Samuel Beutler, Switzerland/Canada
Eight years ago, while my passion for writing first began to grow, my friend Daniel recommended the award-winning books of John Steinbeck. Delving into “East of Eden” my passion was simultaneously reinforced and weakened. Reinforced, because Steinbeck’s work was otherworldly, capturing people unlike anything I’d read – yet weakened, because I doubted I could ever write with such clarity.
Yet when first released, the book received mixed reviews; one-dimensional characters, unbelievable drama, and over-poetic dialogue that frustrated many. Though falling short of greatness in some ways, it was ultimately a book written with excellence.

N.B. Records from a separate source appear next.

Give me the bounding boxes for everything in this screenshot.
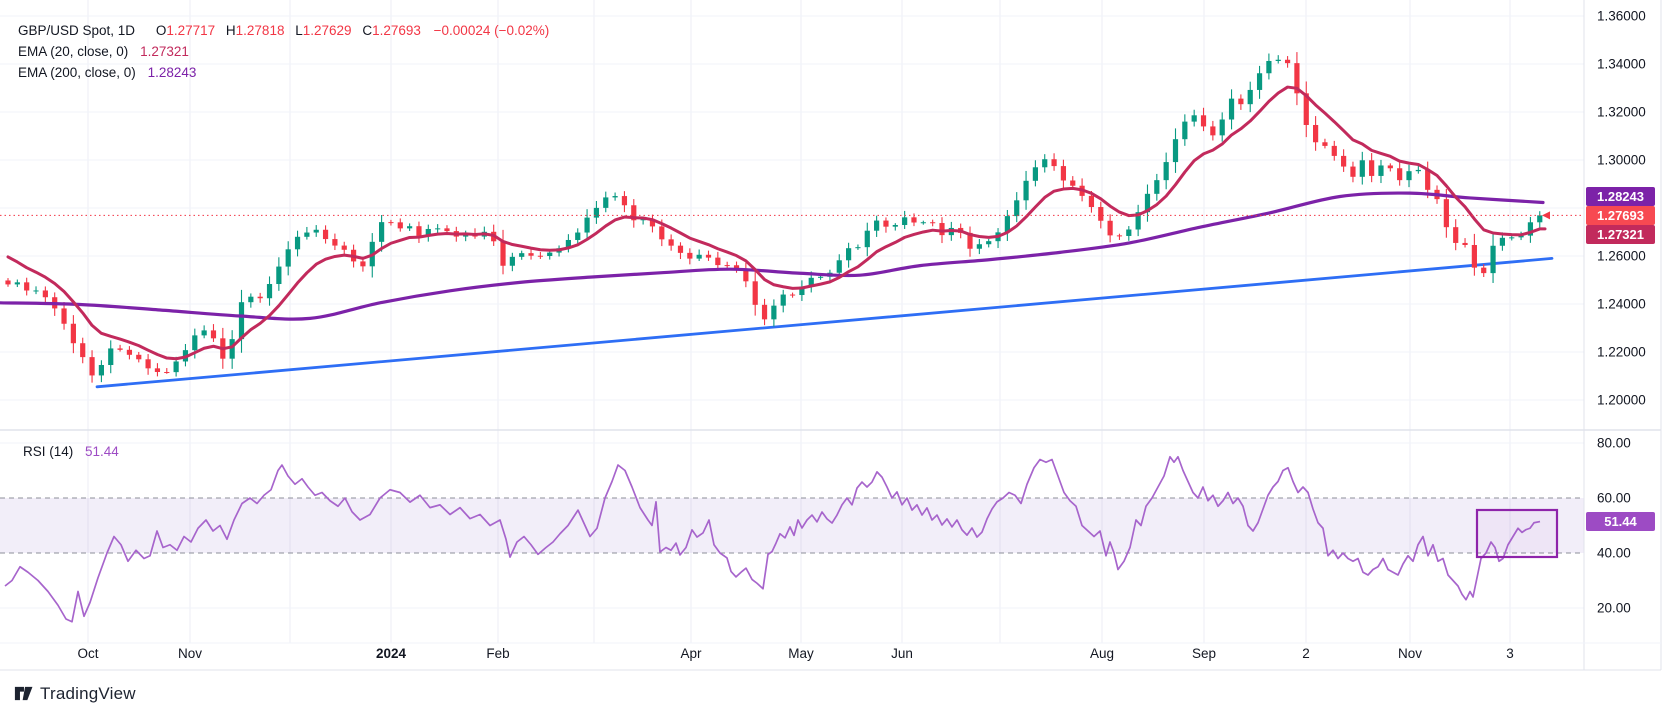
axis-tick-label: 40.00 bbox=[1597, 545, 1631, 561]
chart-canvas[interactable] bbox=[0, 0, 1675, 718]
time-tick-label: Feb bbox=[486, 646, 510, 661]
price-badge: 51.44 bbox=[1586, 512, 1655, 531]
time-tick-label: Nov bbox=[177, 646, 203, 661]
symbol-legend-row[interactable]: GBP/USD Spot, 1D O1.27717 H1.27818 L1.27… bbox=[18, 20, 549, 41]
axis-tick-label: 1.24000 bbox=[1597, 296, 1646, 312]
rsi-label: RSI (14) bbox=[23, 444, 74, 459]
rsi-rectangle-drawing[interactable] bbox=[1475, 508, 1559, 559]
price-badge: 1.28243 bbox=[1586, 187, 1655, 206]
open-key: O bbox=[155, 23, 167, 38]
ema20-value: 1.27321 bbox=[140, 44, 189, 59]
tradingview-brand-text: TradingView bbox=[40, 683, 136, 703]
ema20-label: EMA (20, close, 0) bbox=[18, 44, 129, 59]
ema200-value: 1.28243 bbox=[147, 65, 197, 80]
change-value: −0.00024 (−0.02%) bbox=[433, 23, 550, 38]
price-badge: 1.27693 bbox=[1586, 206, 1655, 225]
ema200-label: EMA (200, close, 0) bbox=[18, 65, 136, 80]
close-value: 1.27693 bbox=[372, 23, 421, 38]
axis-tick-label: 1.36000 bbox=[1597, 8, 1646, 24]
time-tick-label: Aug bbox=[1089, 646, 1115, 661]
time-tick-label: 3 bbox=[1506, 646, 1514, 661]
time-tick-label: Nov bbox=[1397, 646, 1423, 661]
time-tick-label: Sep bbox=[1191, 646, 1217, 661]
rsi-legend-row[interactable]: RSI (14) 51.44 bbox=[23, 444, 119, 460]
rsi-band bbox=[0, 498, 1584, 553]
symbol-title: GBP/USD Spot, 1D bbox=[18, 23, 136, 38]
tradingview-icon bbox=[14, 686, 33, 701]
axis-tick-label: 20.00 bbox=[1597, 600, 1631, 616]
low-value: 1.27629 bbox=[302, 23, 352, 38]
axis-tick-label: 60.00 bbox=[1597, 490, 1631, 506]
time-tick-label: Apr bbox=[680, 646, 702, 661]
ema20-legend-row[interactable]: EMA (20, close, 0) 1.27321 bbox=[18, 41, 549, 62]
open-value: 1.27717 bbox=[166, 23, 216, 38]
axis-tick-label: 80.00 bbox=[1597, 435, 1631, 451]
ema200-legend-row[interactable]: EMA (200, close, 0) 1.28243 bbox=[18, 62, 549, 83]
last-price-marker bbox=[1542, 211, 1550, 220]
close-key: C bbox=[362, 23, 373, 38]
time-tick-label: Jun bbox=[891, 646, 913, 661]
tradingview-chart-widget: GBP/USD Spot, 1D O1.27717 H1.27818 L1.27… bbox=[0, 0, 1675, 718]
axis-tick-label: 1.26000 bbox=[1597, 248, 1646, 264]
axis-tick-label: 1.32000 bbox=[1597, 104, 1646, 120]
time-tick-label: 2 bbox=[1302, 646, 1310, 661]
rsi-value: 51.44 bbox=[85, 444, 119, 459]
tradingview-logo-link[interactable]: TradingView bbox=[13, 683, 136, 704]
axis-tick-label: 1.22000 bbox=[1597, 344, 1646, 360]
axis-tick-label: 1.20000 bbox=[1597, 392, 1646, 408]
price-badge: 1.27321 bbox=[1586, 225, 1655, 244]
indicator-legend: GBP/USD Spot, 1D O1.27717 H1.27818 L1.27… bbox=[18, 20, 549, 83]
trendline-drawing[interactable] bbox=[95, 256, 1554, 389]
low-key: L bbox=[295, 23, 303, 38]
axis-tick-label: 1.30000 bbox=[1597, 152, 1646, 168]
axis-tick-label: 1.34000 bbox=[1597, 56, 1646, 72]
high-key: H bbox=[225, 23, 236, 38]
high-value: 1.27818 bbox=[235, 23, 285, 38]
time-tick-label: May bbox=[788, 646, 814, 661]
time-tick-label: 2024 bbox=[375, 646, 407, 661]
time-tick-label: Oct bbox=[77, 646, 99, 661]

Some years later Steinbeck began rewriting the King Arthur legends with new perspectives and more human qualities, to be his magnum opus. He never finished it.

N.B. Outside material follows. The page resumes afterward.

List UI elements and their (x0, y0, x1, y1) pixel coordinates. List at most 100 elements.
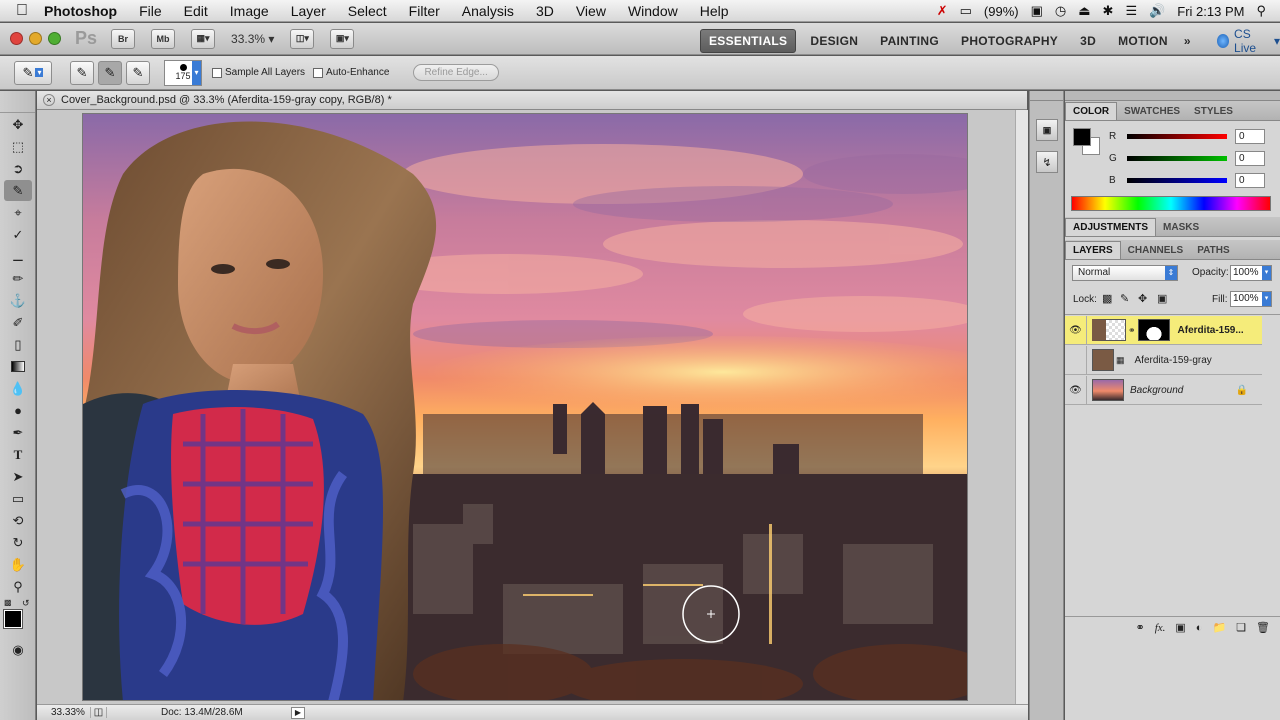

During those years working on “Arthur” he sought perfection. He travelled to England, studied medieval history, even forged his own axe, plagued with the same self-doubt I had when first reading his best work.
Ultimately only 1/10th of the original planned material was ever written. Published in 1976, eight years after his death, the book holds a few chapters he obsessed over, a few messy ones, and a final section of letters to both his editor and an Arthurian scholar, where he wrote of perfecting the beginning before writing the rest.
“East of Eden” reached greatness despite flaws. Could “Arthur” have been perfect? Perhaps. But Steinbeck never finished it, and who knows what could have been.
Perfectionism is the path of unfulfillment; unfinished drafts or paintings, broken promises, wounded relationships. Excellence leads to a flawed, sometimes messy life – but at least a finished one.
Don’t wait until everything is right before trying. In craftsmanship as well as life Christ calls us to excellence, never to perfectionism. Therefore strive for excellence, and who knows, you may create something great along the way.